NAME
BioX::Wrapper::Gemini - A simple wrapper around the python Gemini library for annotating VCF files.
SYNOPSIS
Basic Usage
gemini_wrapper.pl --indir /path/to/vcfs --outdir /location/we/can/write/to > commands.in
Customized workflow
For more involved usage please see BioX::Wrapper::Gemini::Example
Using the API
BioX::Wrapper::Gemini is written using Moose and can be extended in all the usual fashions.
use BioX::Wrapper::Gemini;
after 'db_load' =>
sub {
my $self = shift;
# Run some commands
# SCIENCE!
}
Description
A wrapper around Gemini for processing files.

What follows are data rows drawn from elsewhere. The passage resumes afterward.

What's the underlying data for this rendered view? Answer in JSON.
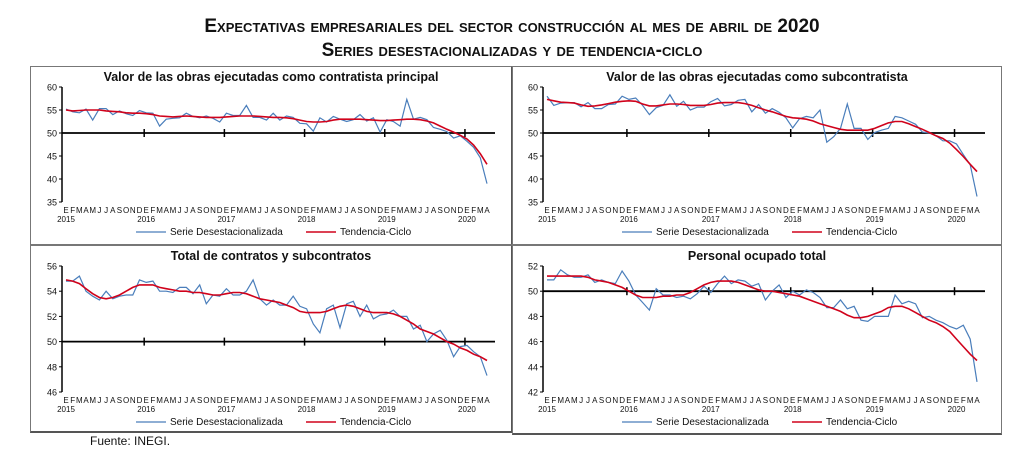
{
  "header": {
    "title_line1": "Expectativas empresariales del sector construcción al mes de abril de 2020",
    "title_line2": "Series desestacionalizadas y de tendencia-ciclo"
  },
  "source": "Fuente:  INEGI.",
  "colors": {
    "serie": "#4a7ebb",
    "tendencia": "#d0021b",
    "reference": "#000000"
  },
  "chart_data": [
    {
      "type": "line",
      "title": "Valor de las obras ejecutadas  como contratista  principal",
      "ylim": [
        35,
        60
      ],
      "yticks": [
        35,
        40,
        45,
        50,
        55,
        60
      ],
      "reference_line": 50,
      "month_labels": [
        "E",
        "F",
        "M",
        "A",
        "M",
        "J",
        "J",
        "A",
        "S",
        "O",
        "N",
        "D"
      ],
      "years": [
        "2015",
        "2016",
        "2017",
        "2018",
        "2019",
        "2020"
      ],
      "x_range": "Jan 2015 - Apr 2020",
      "legend": "bottom-center",
      "series": [
        {
          "name": "Serie Desestacionalizada",
          "values": [
            55.2,
            54.6,
            54.4,
            55.2,
            52.8,
            55.3,
            55.3,
            54.0,
            54.8,
            54.2,
            53.8,
            54.9,
            54.4,
            54.3,
            51.5,
            53.0,
            53.2,
            53.3,
            54.3,
            53.6,
            53.3,
            53.7,
            53.2,
            52.4,
            54.3,
            53.8,
            53.8,
            56.0,
            53.4,
            53.4,
            52.8,
            54.3,
            52.8,
            53.7,
            53.4,
            52.1,
            52.0,
            50.4,
            53.3,
            52.4,
            53.6,
            53.0,
            52.5,
            52.9,
            54.0,
            52.6,
            53.3,
            50.2,
            52.9,
            52.5,
            51.5,
            57.3,
            53.0,
            53.4,
            52.9,
            51.2,
            50.8,
            50.3,
            48.9,
            49.4,
            48.2,
            46.9,
            44.6,
            39.0
          ]
        },
        {
          "name": "Tendencia-Ciclo",
          "values": [
            55.0,
            54.8,
            54.9,
            55.0,
            55.0,
            55.0,
            54.8,
            54.7,
            54.6,
            54.4,
            54.3,
            54.3,
            54.2,
            54.0,
            53.7,
            53.6,
            53.5,
            53.6,
            53.7,
            53.6,
            53.5,
            53.4,
            53.4,
            53.4,
            53.5,
            53.6,
            53.7,
            53.7,
            53.7,
            53.6,
            53.5,
            53.4,
            53.4,
            53.3,
            53.1,
            52.8,
            52.5,
            52.4,
            52.4,
            52.5,
            52.8,
            53.0,
            53.0,
            53.0,
            53.0,
            52.9,
            52.8,
            52.7,
            52.7,
            52.8,
            52.9,
            53.0,
            53.0,
            52.9,
            52.6,
            52.2,
            51.5,
            50.8,
            50.2,
            49.5,
            48.7,
            47.4,
            45.5,
            43.2
          ]
        }
      ]
    },
    {
      "type": "line",
      "title": "Valor de las obras ejecutadas  como subcontratista",
      "ylim": [
        35,
        60
      ],
      "yticks": [
        35,
        40,
        45,
        50,
        55,
        60
      ],
      "reference_line": 50,
      "month_labels": [
        "E",
        "F",
        "M",
        "A",
        "M",
        "J",
        "J",
        "A",
        "S",
        "O",
        "N",
        "D"
      ],
      "years": [
        "2015",
        "2016",
        "2017",
        "2018",
        "2019",
        "2020"
      ],
      "x_range": "Jan 2015 - Apr 2020",
      "legend": "bottom-center",
      "series": [
        {
          "name": "Serie Desestacionalizada",
          "values": [
            58.0,
            56.0,
            56.5,
            56.6,
            56.6,
            55.7,
            56.6,
            55.3,
            55.3,
            56.2,
            56.3,
            58.0,
            57.3,
            57.6,
            56.0,
            54.0,
            55.5,
            56.0,
            58.3,
            55.8,
            56.9,
            55.0,
            55.6,
            55.6,
            56.8,
            57.5,
            55.9,
            56.2,
            57.1,
            57.3,
            54.6,
            56.2,
            54.3,
            55.3,
            54.5,
            53.3,
            51.1,
            53.1,
            53.6,
            53.3,
            55.0,
            48.0,
            49.2,
            51.0,
            56.3,
            51.0,
            51.0,
            48.6,
            50.1,
            50.6,
            51.0,
            53.6,
            53.3,
            52.6,
            51.9,
            50.2,
            50.0,
            49.4,
            48.3,
            48.3,
            47.6,
            45.3,
            43.1,
            36.2
          ]
        },
        {
          "name": "Tendencia-Ciclo",
          "values": [
            57.3,
            57.0,
            56.7,
            56.6,
            56.5,
            56.1,
            55.8,
            55.9,
            56.1,
            56.4,
            56.7,
            56.9,
            57.0,
            56.9,
            56.3,
            55.9,
            55.9,
            56.1,
            56.3,
            56.3,
            56.2,
            56.0,
            56.0,
            56.0,
            56.2,
            56.5,
            56.6,
            56.6,
            56.6,
            56.4,
            56.0,
            55.5,
            55.0,
            54.6,
            54.1,
            53.6,
            53.3,
            53.2,
            53.0,
            52.6,
            52.0,
            51.6,
            51.2,
            50.8,
            50.6,
            50.6,
            50.6,
            50.6,
            51.0,
            51.6,
            52.2,
            52.5,
            52.5,
            52.0,
            51.4,
            50.8,
            50.1,
            49.4,
            48.8,
            47.8,
            46.4,
            44.9,
            43.2,
            41.6
          ]
        }
      ]
    },
    {
      "type": "line",
      "title": "Total de contratos  y subcontratos",
      "ylim": [
        46,
        56
      ],
      "yticks": [
        46,
        48,
        50,
        52,
        54,
        56
      ],
      "reference_line": 50,
      "month_labels": [
        "E",
        "F",
        "M",
        "A",
        "M",
        "J",
        "J",
        "A",
        "S",
        "O",
        "N",
        "D"
      ],
      "years": [
        "2015",
        "2016",
        "2017",
        "2018",
        "2019",
        "2020"
      ],
      "x_range": "Jan 2015 - Apr 2020",
      "legend": "bottom-center",
      "series": [
        {
          "name": "Serie Desestacionalizada",
          "values": [
            54.8,
            54.8,
            55.2,
            54.0,
            53.6,
            53.3,
            54.0,
            53.4,
            53.6,
            53.7,
            53.7,
            54.9,
            54.7,
            54.8,
            54.0,
            54.0,
            53.9,
            54.3,
            54.3,
            53.8,
            54.5,
            53.0,
            53.7,
            53.6,
            54.2,
            53.7,
            53.7,
            54.0,
            54.9,
            53.4,
            52.9,
            53.3,
            52.9,
            52.9,
            53.6,
            52.8,
            52.6,
            51.4,
            50.7,
            52.6,
            52.9,
            51.1,
            53.0,
            53.2,
            52.0,
            52.9,
            51.8,
            52.1,
            52.2,
            52.5,
            52.0,
            52.0,
            51.0,
            51.3,
            50.0,
            50.6,
            50.9,
            50.1,
            48.8,
            49.6,
            49.7,
            49.2,
            48.8,
            47.3
          ]
        },
        {
          "name": "Tendencia-Ciclo",
          "values": [
            54.9,
            54.8,
            54.6,
            54.2,
            53.8,
            53.5,
            53.4,
            53.5,
            53.7,
            54.0,
            54.3,
            54.5,
            54.5,
            54.5,
            54.3,
            54.2,
            54.1,
            54.0,
            54.0,
            53.9,
            53.9,
            53.8,
            53.7,
            53.7,
            53.8,
            53.9,
            53.9,
            53.8,
            53.6,
            53.4,
            53.3,
            53.2,
            53.1,
            52.9,
            52.7,
            52.4,
            52.3,
            52.3,
            52.3,
            52.4,
            52.6,
            52.8,
            52.9,
            52.8,
            52.6,
            52.4,
            52.3,
            52.3,
            52.3,
            52.2,
            52.0,
            51.7,
            51.4,
            51.0,
            50.8,
            50.6,
            50.3,
            50.0,
            49.8,
            49.5,
            49.3,
            49.0,
            48.8,
            48.5
          ]
        }
      ]
    },
    {
      "type": "line",
      "title": "Personal  ocupado  total",
      "ylim": [
        42,
        52
      ],
      "yticks": [
        42,
        44,
        46,
        48,
        50,
        52
      ],
      "reference_line": 50,
      "month_labels": [
        "E",
        "F",
        "M",
        "A",
        "M",
        "J",
        "J",
        "A",
        "S",
        "O",
        "N",
        "D"
      ],
      "years": [
        "2015",
        "2016",
        "2017",
        "2018",
        "2019",
        "2020"
      ],
      "x_range": "Jan 2015 - Apr 2020",
      "legend": "bottom-center",
      "series": [
        {
          "name": "Serie Desestacionalizada",
          "values": [
            50.9,
            50.9,
            51.7,
            51.3,
            51.1,
            51.1,
            51.3,
            50.7,
            50.9,
            50.7,
            50.6,
            51.6,
            50.8,
            49.7,
            49.1,
            48.5,
            50.2,
            49.7,
            49.7,
            49.5,
            49.6,
            49.4,
            49.8,
            50.4,
            49.9,
            50.6,
            51.2,
            50.6,
            50.9,
            50.8,
            50.4,
            50.6,
            49.3,
            50.0,
            50.5,
            49.5,
            50.0,
            49.7,
            50.1,
            49.9,
            49.5,
            48.7,
            48.7,
            49.3,
            48.6,
            48.8,
            47.7,
            47.6,
            48.0,
            48.0,
            48.0,
            49.7,
            49.0,
            49.2,
            49.0,
            47.9,
            48.0,
            47.7,
            47.5,
            47.2,
            47.0,
            47.3,
            46.2,
            42.8
          ]
        },
        {
          "name": "Tendencia-Ciclo",
          "values": [
            51.2,
            51.2,
            51.2,
            51.2,
            51.2,
            51.2,
            51.1,
            50.9,
            50.8,
            50.7,
            50.5,
            50.3,
            50.0,
            49.7,
            49.5,
            49.5,
            49.5,
            49.6,
            49.6,
            49.7,
            49.7,
            49.9,
            50.2,
            50.5,
            50.7,
            50.8,
            50.8,
            50.8,
            50.7,
            50.5,
            50.3,
            50.1,
            50.0,
            50.0,
            49.9,
            49.8,
            49.7,
            49.6,
            49.4,
            49.2,
            49.0,
            48.8,
            48.6,
            48.4,
            48.1,
            47.9,
            47.9,
            48.0,
            48.2,
            48.4,
            48.7,
            48.8,
            48.8,
            48.6,
            48.3,
            48.0,
            47.7,
            47.5,
            47.2,
            46.8,
            46.2,
            45.6,
            45.0,
            44.5
          ]
        }
      ]
    }
  ]
}
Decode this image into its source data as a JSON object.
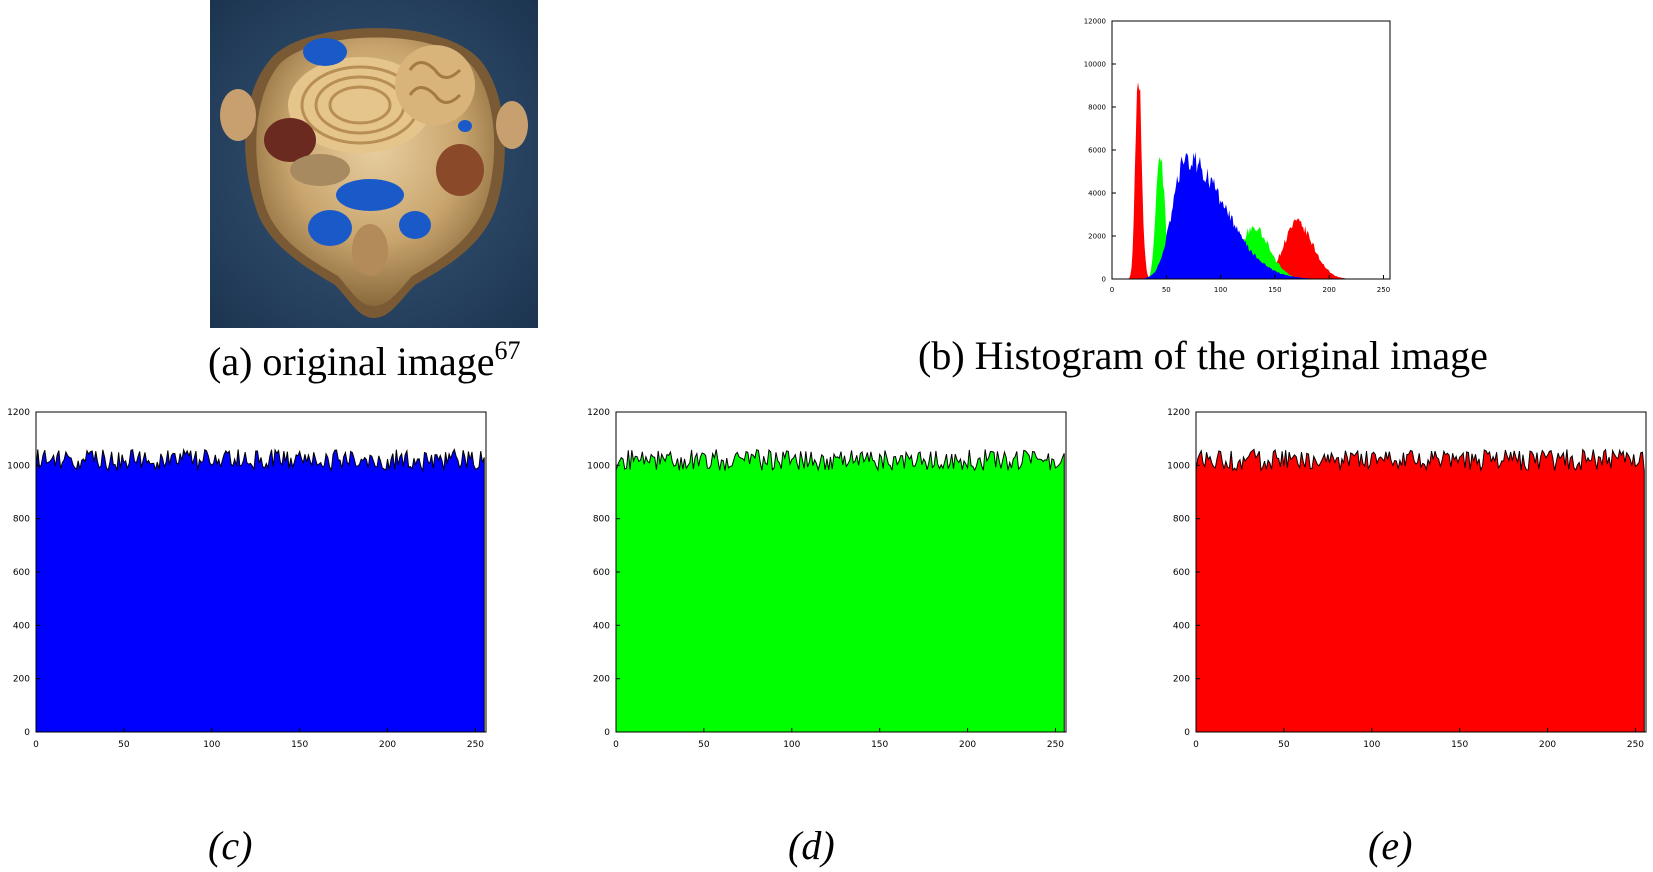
{
  "figure": {
    "photo": {
      "description_icon": "brain-cross-section-photo",
      "caption": "(a) original image",
      "caption_sup": "67"
    },
    "captions": {
      "b": "(b) Histogram of the original image",
      "c": "(c)",
      "d": "(d)",
      "e": "(e)"
    }
  },
  "chart_data": [
    {
      "id": "b",
      "type": "area",
      "title": "",
      "xlabel": "",
      "ylabel": "",
      "xlim": [
        0,
        256
      ],
      "ylim": [
        0,
        12000
      ],
      "xticks": [
        "0",
        "50",
        "100",
        "150",
        "200",
        "250"
      ],
      "yticks": [
        "0",
        "2000",
        "4000",
        "6000",
        "8000",
        "10000",
        "12000"
      ],
      "grid": false,
      "legend": "none",
      "series": [
        {
          "color": "#ff0000",
          "peaks": [
            [
              24,
              10000,
              2.5
            ],
            [
              170,
              2600,
              12
            ]
          ]
        },
        {
          "color": "#00ff00",
          "peaks": [
            [
              44,
              5800,
              3.5
            ],
            [
              130,
              2400,
              12
            ]
          ]
        },
        {
          "color": "#0000ff",
          "peaks": [
            [
              68,
              5600,
              22
            ]
          ]
        }
      ]
    },
    {
      "id": "c",
      "type": "area",
      "xlim": [
        0,
        256
      ],
      "ylim": [
        0,
        1200
      ],
      "xticks": [
        "0",
        "50",
        "100",
        "150",
        "200",
        "250"
      ],
      "yticks": [
        "0",
        "200",
        "400",
        "600",
        "800",
        "1000",
        "1200"
      ],
      "grid": false,
      "legend": "none",
      "series": [
        {
          "color": "#0000ff",
          "mean": 1020,
          "amplitude": 40
        }
      ]
    },
    {
      "id": "d",
      "type": "area",
      "xlim": [
        0,
        256
      ],
      "ylim": [
        0,
        1200
      ],
      "xticks": [
        "0",
        "50",
        "100",
        "150",
        "200",
        "250"
      ],
      "yticks": [
        "0",
        "200",
        "400",
        "600",
        "800",
        "1000",
        "1200"
      ],
      "grid": false,
      "legend": "none",
      "series": [
        {
          "color": "#00ff00",
          "mean": 1020,
          "amplitude": 40
        }
      ]
    },
    {
      "id": "e",
      "type": "area",
      "xlim": [
        0,
        256
      ],
      "ylim": [
        0,
        1200
      ],
      "xticks": [
        "0",
        "50",
        "100",
        "150",
        "200",
        "250"
      ],
      "yticks": [
        "0",
        "200",
        "400",
        "600",
        "800",
        "1000",
        "1200"
      ],
      "grid": false,
      "legend": "none",
      "series": [
        {
          "color": "#ff0000",
          "mean": 1020,
          "amplitude": 40
        }
      ]
    }
  ]
}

Read more about Gemini here: http://gemini.readthedocs.org/en/latest/
The workflow described is taken straight from the documentation written by the author of Gemini.
For more customization please see the attributes sections of the docs
Attributes
Moose Attributes
vcfs
VCF files can be given individually as well.
#Option is an ArrayRef and can be given as either
--vcfs 1.vcf,2.vcf,3.vcfs
#or
--vcfs 1.vcf --vcfs 2.vcf --vcfs 3.vcf
Don't mix the methods
If these vcfs are uncompressed, they will be compressed in place. Please make sure either this location has read/write access, or create a symbolic link to someplace
Everytime you leave genomics data uncompressed a kitten dies!
uncomvcfs
Vcfs that are uncompressed
ref
Supply a path to a reference genome
Default is to assume there is an environmental variable $REFGENOME
snpeff
Base directory of snpeff
The default assumes there is an environmental variable of $SNPEFF, being the base directory of the snpeff installation.
snpeff_opt
Options to run snpeff with
Default is -c \$SNPEFF/snpEff.config -formatEff -classic GRCh37.75
ped
If all vcf files are being loaded into the gemini db with the same pedigree file, simply change the --db_load_opts to correspond to your file.
If each vcf file has its own pedigree, make sure the pedigree file matches the basename of the vcf.
Basenames are captured like so:
my @gzipbase = map { basename($_, ".vcf.gz") } @gzipped ;
my @notgzipbase = map { basename($_, ".vcf") } @notgzipped ;
With the extension being .vcf.gz/.vcf
Invoke this with --ped
Exact specifications should be found here:
http://gemini.readthedocs.org/en/latest/content/preprocessing.html#describing-samples-with-a-ped-file
ped_dir
If using the --ped option you must specify this if your pedigree files are not in the same directory as the --indir option
db_load_opts
Options for loading VCF file into gemini sqlite db
Default is -t snpEff
This used to be --skip_cadd -t snpeff, but by popular demand is now just -t snpEff
Subroutines
Subroutines
check_files
Check to make sure either an indir or vcfs are supplied
find_vcfs
Use File::Find::Rule to find the vcfs
Make sure they are all gzipped first. If there are any .vcf$ files without a corresponding .vcf.gz$, bgzip those
bgzip
Run bgzip command on files found in find_vcfs
norml
normalize vcfs using vt and annotate using SNPEFF
db_load
Load DB into gemini
run
Subroutine that starts everything off
AUTHOR
Jillian Rowe <jillian.e.rowe@gmail.com>
ACKNOWLEDGEMENTS
This module was originally developed at and for Weill Cornell Medical College in Qatar within ITS Advanced Computing Team. With approval from WCMC-Q, this information was generalized and put on github, for which the authors would like to express their gratitude.
COPYRIGHT
Copyright 2015- Weill Cornell Medical College in Qatar
LICENSE
This library is free software; you can redistribute it and/or modify it under the same terms as Perl itself.